Concrete tile is currently a huge trend in the tile industry, and many people feel it has a very modern look and feel. However, some of the first designs were exhibited at the Paris Exhibition in the late 1800s. Unlike ceramics and porcelains, the limitless colors and patterns available on cement tiles are not just a surface glaze. The base of the tile is cement but the top most 1/8”-1/4” layer is where the design is created by adding brightly colored pigments to the cement. That means any surface damage is hardly noticeable, and if necessary, the tile can be sanded down to buff out any scratches. Concrete tiles do require sealing to protect from moisture and staining. The added thickness and density also make them heavier than a lot of other types of tile and the added weight and thickness should be considered prior to installation.

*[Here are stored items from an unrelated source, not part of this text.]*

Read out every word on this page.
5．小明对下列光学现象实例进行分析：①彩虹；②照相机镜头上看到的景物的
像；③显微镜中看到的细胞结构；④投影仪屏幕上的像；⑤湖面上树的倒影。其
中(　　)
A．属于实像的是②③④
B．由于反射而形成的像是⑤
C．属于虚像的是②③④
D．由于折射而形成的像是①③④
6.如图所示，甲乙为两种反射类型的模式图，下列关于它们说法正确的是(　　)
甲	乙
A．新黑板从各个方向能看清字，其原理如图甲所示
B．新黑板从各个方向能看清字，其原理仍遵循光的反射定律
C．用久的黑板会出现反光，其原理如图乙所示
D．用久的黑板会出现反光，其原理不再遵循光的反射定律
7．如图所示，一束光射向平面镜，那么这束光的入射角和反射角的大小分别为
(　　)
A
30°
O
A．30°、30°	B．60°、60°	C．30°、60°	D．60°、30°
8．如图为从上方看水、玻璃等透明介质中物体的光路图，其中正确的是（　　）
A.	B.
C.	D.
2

Although usually considered contemporary, glass has been used in mosaics since the Byzantine Era. Modern technologies over the last 25 years have made glass tile into a popular material with a myriad of color, texture and finish options. There are “green” options made from recycled bottles, and precision cut patterns reminiscent of stained-glass windows or clear, luminescent options available in sizes up to 24”. Glass tile is another non-porous material that will not stain, but does require special attention to appropriate applications and installation methods.